Some more of the new baby. She is getting better in front of the camera.


----------



## Trever1t (Feb 1, 2011)

So cute


----------



## mindfloodz (Apr 25, 2011)

Her eyes look beautiful, especially in the first picture!


----------



## Bgagnon127 (Apr 25, 2011)

She's beautiful and overall I love the photos. I do think the soft blur effect is a little too much, I'd like to see more of her sharp and in focus. Overall great photos though.


----------



## the urban photo (Jun 28, 2011)

All three are too soft and blurry for my taste. But maybe that is the effect you were going for. They seem a bit over processed.
Composition wise, I don't like that the baby is directly centered in the last shot. I would probably cut off some of the open space to the left.
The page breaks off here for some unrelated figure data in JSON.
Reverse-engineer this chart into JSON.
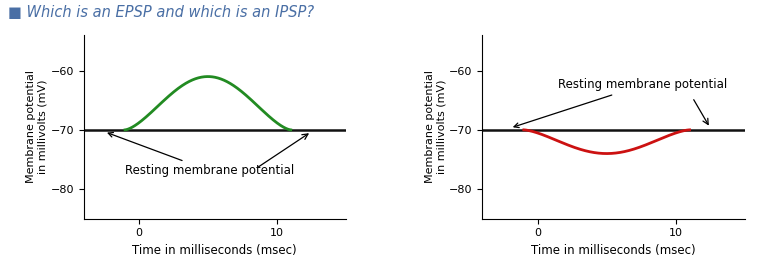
{
  "title": "Which is an EPSP and which is an IPSP?",
  "title_color": "#4a6fa5",
  "title_fontsize": 10.5,
  "bg_color": "#ffffff",
  "ylabel": "Membrane potential\nin millivolts (mV)",
  "xlabel": "Time in milliseconds (msec)",
  "ylim": [
    -85,
    -54
  ],
  "yticks": [
    -80,
    -70,
    -60
  ],
  "xticks": [
    0,
    10
  ],
  "xlim": [
    -4,
    15
  ],
  "resting_v": -70,
  "epsp_peak": -61,
  "ipsp_trough": -74,
  "epsp_color": "#228B22",
  "ipsp_color": "#cc1111",
  "resting_color": "#111111",
  "annotation_text": "Resting membrane potential",
  "annotation_fontsize": 8.5
}
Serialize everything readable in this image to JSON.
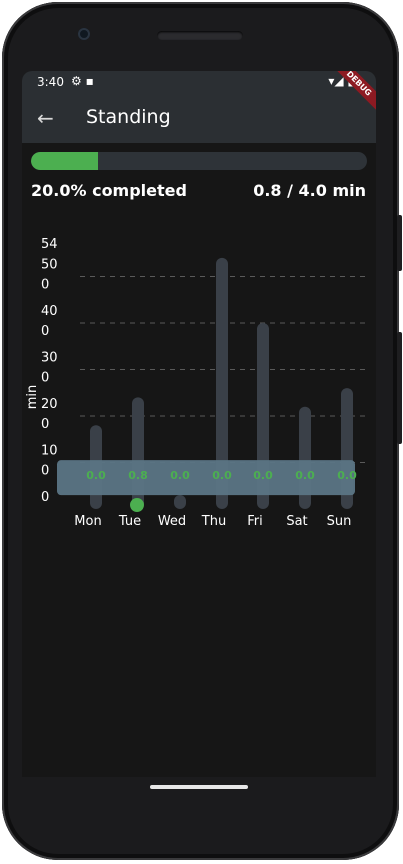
{
  "status_bar": {
    "time": "3:40",
    "left_icons": "⚙ ▪",
    "right_icons": "▾◢ ▮"
  },
  "app_bar": {
    "title": "Standing",
    "debug_label": "DEBUG"
  },
  "progress": {
    "fraction": 0.2,
    "percent_text": "20.0% completed",
    "ratio_text": "0.8 / 4.0 min"
  },
  "chart_data": {
    "type": "bar",
    "categories": [
      "Mon",
      "Tue",
      "Wed",
      "Thu",
      "Fri",
      "Sat",
      "Sun"
    ],
    "values": [
      0.0,
      0.8,
      0.0,
      0.0,
      0.0,
      0.0,
      0.0
    ],
    "value_labels": [
      "0.0",
      "0.8",
      "0.0",
      "0.0",
      "0.0",
      "0.0",
      "0.0"
    ],
    "background_bar_values": [
      18,
      24,
      3,
      54,
      40,
      22,
      26
    ],
    "y_ticks": [
      {
        "value": 0,
        "label": "0"
      },
      {
        "value": 10,
        "label": "10\n0"
      },
      {
        "value": 20,
        "label": "20\n0"
      },
      {
        "value": 30,
        "label": "30\n0"
      },
      {
        "value": 40,
        "label": "40\n0"
      },
      {
        "value": 50,
        "label": "50\n0"
      },
      {
        "value": 54,
        "label": "54"
      }
    ],
    "ylabel": "min",
    "ylim": [
      0,
      54
    ],
    "selected_index": 1,
    "grid": true,
    "colors": {
      "bar": "#3a4048",
      "value": "#4caf50",
      "overlay": "#5b7585",
      "grid": "#5a5a5a"
    }
  }
}
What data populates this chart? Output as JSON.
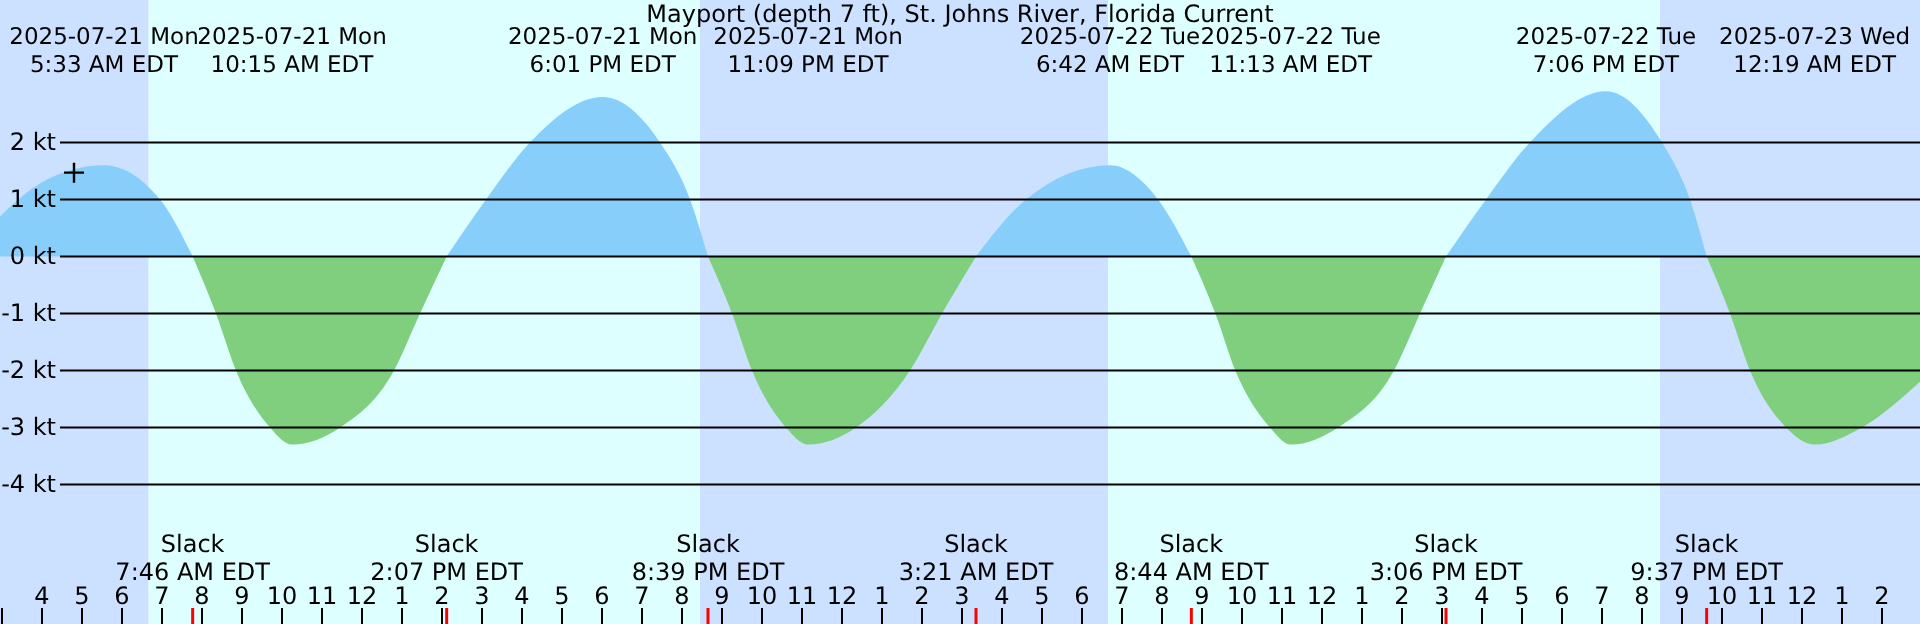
{
  "chart_data": {
    "type": "area",
    "title": "Mayport (depth 7 ft), St. Johns River, Florida Current",
    "x": [
      "2025-07-21T02:57",
      "2025-07-21T04:00",
      "2025-07-21T05:33",
      "2025-07-21T06:57",
      "2025-07-21T07:46",
      "2025-07-21T08:21",
      "2025-07-21T08:51",
      "2025-07-21T09:42",
      "2025-07-21T10:15",
      "2025-07-21T11:27",
      "2025-07-21T12:48",
      "2025-07-21T13:27",
      "2025-07-21T14:07",
      "2025-07-21T15:06",
      "2025-07-21T16:12",
      "2025-07-21T18:01",
      "2025-07-21T19:27",
      "2025-07-21T20:12",
      "2025-07-21T20:39",
      "2025-07-21T21:15",
      "2025-07-21T21:45",
      "2025-07-21T22:36",
      "2025-07-21T23:09",
      "2025-07-22T00:21",
      "2025-07-22T01:42",
      "2025-07-22T02:30",
      "2025-07-22T03:21",
      "2025-07-22T04:36",
      "2025-07-22T06:42",
      "2025-07-22T07:54",
      "2025-07-22T08:44",
      "2025-07-22T09:20",
      "2025-07-22T09:50",
      "2025-07-22T10:42",
      "2025-07-22T11:13",
      "2025-07-22T12:24",
      "2025-07-22T13:48",
      "2025-07-22T14:27",
      "2025-07-22T15:06",
      "2025-07-22T16:06",
      "2025-07-22T17:12",
      "2025-07-22T19:06",
      "2025-07-22T20:30",
      "2025-07-22T21:12",
      "2025-07-22T21:37",
      "2025-07-22T22:12",
      "2025-07-22T22:42",
      "2025-07-22T23:36",
      "2025-07-23T00:19",
      "2025-07-23T01:30",
      "2025-07-23T02:57"
    ],
    "series": [
      {
        "color": "#87cefa",
        "values": [
          0.7,
          1.3,
          1.6,
          1,
          0,
          null,
          null,
          null,
          null,
          null,
          null,
          null,
          0,
          1,
          2,
          2.8,
          2,
          1,
          0,
          null,
          null,
          null,
          null,
          null,
          null,
          null,
          0,
          1,
          1.6,
          1,
          0,
          null,
          null,
          null,
          null,
          null,
          null,
          null,
          0,
          1,
          2,
          2.9,
          2,
          1,
          0,
          null,
          null,
          null,
          null,
          null,
          null
        ]
      },
      {
        "color": "#7fcf7f",
        "values": [
          null,
          null,
          null,
          null,
          0,
          -1,
          -2,
          -3,
          -3.3,
          -3,
          -2,
          -1,
          0,
          null,
          null,
          null,
          null,
          null,
          0,
          -1,
          -2,
          -3,
          -3.3,
          -3,
          -2,
          -1,
          0,
          null,
          null,
          null,
          0,
          -1,
          -2,
          -3,
          -3.3,
          -3,
          -2,
          -1,
          0,
          null,
          null,
          null,
          null,
          null,
          0,
          -1,
          -2,
          -3,
          -3.3,
          -3,
          -2.2
        ]
      },
      {
        "type": "scatter",
        "x": [
          "2025-07-21T04:48"
        ],
        "values": [
          1.47
        ],
        "color": "#000000",
        "marker": "cross"
      }
    ],
    "xlim": [
      "2025-07-21T02:57",
      "2025-07-23T02:57"
    ],
    "xticks": [
      {
        "value": "2025-07-21T03:00",
        "label": null
      },
      {
        "value": "2025-07-21T04:00",
        "label": "4"
      },
      {
        "value": "2025-07-21T05:00",
        "label": "5"
      },
      {
        "value": "2025-07-21T06:00",
        "label": "6"
      },
      {
        "value": "2025-07-21T07:00",
        "label": "7"
      },
      {
        "value": "2025-07-21T08:00",
        "label": "8"
      },
      {
        "value": "2025-07-21T09:00",
        "label": "9"
      },
      {
        "value": "2025-07-21T10:00",
        "label": "10"
      },
      {
        "value": "2025-07-21T11:00",
        "label": "11"
      },
      {
        "value": "2025-07-21T12:00",
        "label": "12"
      },
      {
        "value": "2025-07-21T13:00",
        "label": "1"
      },
      {
        "value": "2025-07-21T14:00",
        "label": "2"
      },
      {
        "value": "2025-07-21T15:00",
        "label": "3"
      },
      {
        "value": "2025-07-21T16:00",
        "label": "4"
      },
      {
        "value": "2025-07-21T17:00",
        "label": "5"
      },
      {
        "value": "2025-07-21T18:00",
        "label": "6"
      },
      {
        "value": "2025-07-21T19:00",
        "label": "7"
      },
      {
        "value": "2025-07-21T20:00",
        "label": "8"
      },
      {
        "value": "2025-07-21T21:00",
        "label": "9"
      },
      {
        "value": "2025-07-21T22:00",
        "label": "10"
      },
      {
        "value": "2025-07-21T23:00",
        "label": "11"
      },
      {
        "value": "2025-07-22T00:00",
        "label": "12"
      },
      {
        "value": "2025-07-22T01:00",
        "label": "1"
      },
      {
        "value": "2025-07-22T02:00",
        "label": "2"
      },
      {
        "value": "2025-07-22T03:00",
        "label": "3"
      },
      {
        "value": "2025-07-22T04:00",
        "label": "4"
      },
      {
        "value": "2025-07-22T05:00",
        "label": "5"
      },
      {
        "value": "2025-07-22T06:00",
        "label": "6"
      },
      {
        "value": "2025-07-22T07:00",
        "label": "7"
      },
      {
        "value": "2025-07-22T08:00",
        "label": "8"
      },
      {
        "value": "2025-07-22T09:00",
        "label": "9"
      },
      {
        "value": "2025-07-22T10:00",
        "label": "10"
      },
      {
        "value": "2025-07-22T11:00",
        "label": "11"
      },
      {
        "value": "2025-07-22T12:00",
        "label": "12"
      },
      {
        "value": "2025-07-22T13:00",
        "label": "1"
      },
      {
        "value": "2025-07-22T14:00",
        "label": "2"
      },
      {
        "value": "2025-07-22T15:00",
        "label": "3"
      },
      {
        "value": "2025-07-22T16:00",
        "label": "4"
      },
      {
        "value": "2025-07-22T17:00",
        "label": "5"
      },
      {
        "value": "2025-07-22T18:00",
        "label": "6"
      },
      {
        "value": "2025-07-22T19:00",
        "label": "7"
      },
      {
        "value": "2025-07-22T20:00",
        "label": "8"
      },
      {
        "value": "2025-07-22T21:00",
        "label": "9"
      },
      {
        "value": "2025-07-22T22:00",
        "label": "10"
      },
      {
        "value": "2025-07-22T23:00",
        "label": "11"
      },
      {
        "value": "2025-07-23T00:00",
        "label": "12"
      },
      {
        "value": "2025-07-23T01:00",
        "label": "1"
      },
      {
        "value": "2025-07-23T02:00",
        "label": "2"
      }
    ],
    "ylim": [
      -6.45,
      4.5
    ],
    "yticks": [
      {
        "value": 2,
        "label": "2 kt"
      },
      {
        "value": 1,
        "label": "1 kt"
      },
      {
        "value": 0,
        "label": "0 kt"
      },
      {
        "value": -1,
        "label": "-1 kt"
      },
      {
        "value": -2,
        "label": "-2 kt"
      },
      {
        "value": -3,
        "label": "-3 kt"
      },
      {
        "value": -4,
        "label": "-4 kt"
      }
    ],
    "grid": "y",
    "bands": [
      {
        "axis": "x",
        "from": "2025-07-21T02:57",
        "to": "2025-07-21T06:40",
        "color": "#cce0ff"
      },
      {
        "axis": "x",
        "from": "2025-07-21T06:40",
        "to": "2025-07-21T20:27",
        "color": "#ddffff"
      },
      {
        "axis": "x",
        "from": "2025-07-21T20:27",
        "to": "2025-07-22T06:39",
        "color": "#cce0ff"
      },
      {
        "axis": "x",
        "from": "2025-07-22T06:39",
        "to": "2025-07-22T20:27",
        "color": "#ddffff"
      },
      {
        "axis": "x",
        "from": "2025-07-22T20:27",
        "to": "2025-07-23T02:57",
        "color": "#cce0ff"
      }
    ],
    "annotations": [
      "2025-07-21 Mon\n5:33 AM EDT",
      "Slack\n7:46 AM EDT",
      "2025-07-21 Mon\n10:15 AM EDT",
      "Slack\n2:07 PM EDT",
      "2025-07-21 Mon\n6:01 PM EDT",
      "Slack\n8:39 PM EDT",
      "2025-07-21 Mon\n11:09 PM EDT",
      "Slack\n3:21 AM EDT",
      "2025-07-22 Tue\n6:42 AM EDT",
      "Slack\n8:44 AM EDT",
      "2025-07-22 Tue\n11:13 AM EDT",
      "Slack\n3:06 PM EDT",
      "2025-07-22 Tue\n7:06 PM EDT",
      "Slack\n9:37 PM EDT",
      "2025-07-23 Wed\n12:19 AM EDT"
    ]
  }
}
In all three, her eyes are the strongest aspect. Cute baby!


----------



## Christie Photo (Jun 28, 2011)

All very nice.  I love soft focus, but with the eyes SO very sharp, I'm having a bit of trouble with it.  Did you try any with the eyes just a bit softer.

Very nice.

And you model is a real cutie!

-Pete


----------



## Rkee (Jun 29, 2011)

Pretty , But I like the soft effect But I uses a mask and brings back the sharpness in the eyes and face . I love the first one if the eyes and face details were sharper


----------



## CourtneyRPhotography (Jul 1, 2011)

they are nice, but the softness and brightness hurts my eyes or it could just be me..


----------



## edouble (Jul 1, 2011)

I as well, loke the soft focus and sharp eyes, nice contrast.


----------



## o hey tyler (Jul 1, 2011)

I like the photos, but am not a fan of the soft focus. I feel like I've had too many drinks when I look at them.


----------



## CCericola (Jul 1, 2011)

Thanks for the input. I wasn't actually looking for C&C but thanks for taking the time. To The Urban Photo who dug up this older post; The difference between my centered photo and yours is that mine is an example of implied symmetry broken by the position of her right arm creating classic tension.  Your photo of toes is just centered without symmetry, real or implied that is why it is a weak composition. For those that would like to compare, here is the thread that prompted The Urban Photo to comment on this thread: http://www.thephotoforum.com/forum/...54-newborn-shoot-baby-jaydin.html#post2279760


----------



## the urban photo (Jul 1, 2011)

CCericola said:


> Thanks for the input. I wasn't actually looking for C&C but thanks for taking the time. To The Urban Photo who dug up this older post; The difference between my centered photo and yours is that mine is an example of implied symmetry broken by the position of her right arm creating classic tension.  Your photo of toes is just centered without symmetry, real or implied that is why it is a weak composition. For those that would like to compare, here is the thread that prompted The Urban Photo to comment on this thread: http://www.thephotoforum.com/forum/...54-newborn-shoot-baby-jaydin.html#post2279760



CCericola, I actually didn't dig up this thread to be rude, as it seems you've implied. I searched "newborn" to find information in threads started by other users and yours popped up. To be quite honest, I didn't even notice that you were the same user who posted on mine. I'm sorry if you saw it as some sort of retaliation, but really I just thought I'd give my honest two cents. I'm sorry if that's not what you were looking for.


----------



## CCericola (Jul 1, 2011)

No, I'm sorry. I did think you were singling me out and I responded like a child. There are no excuses and I'm sorry.


----------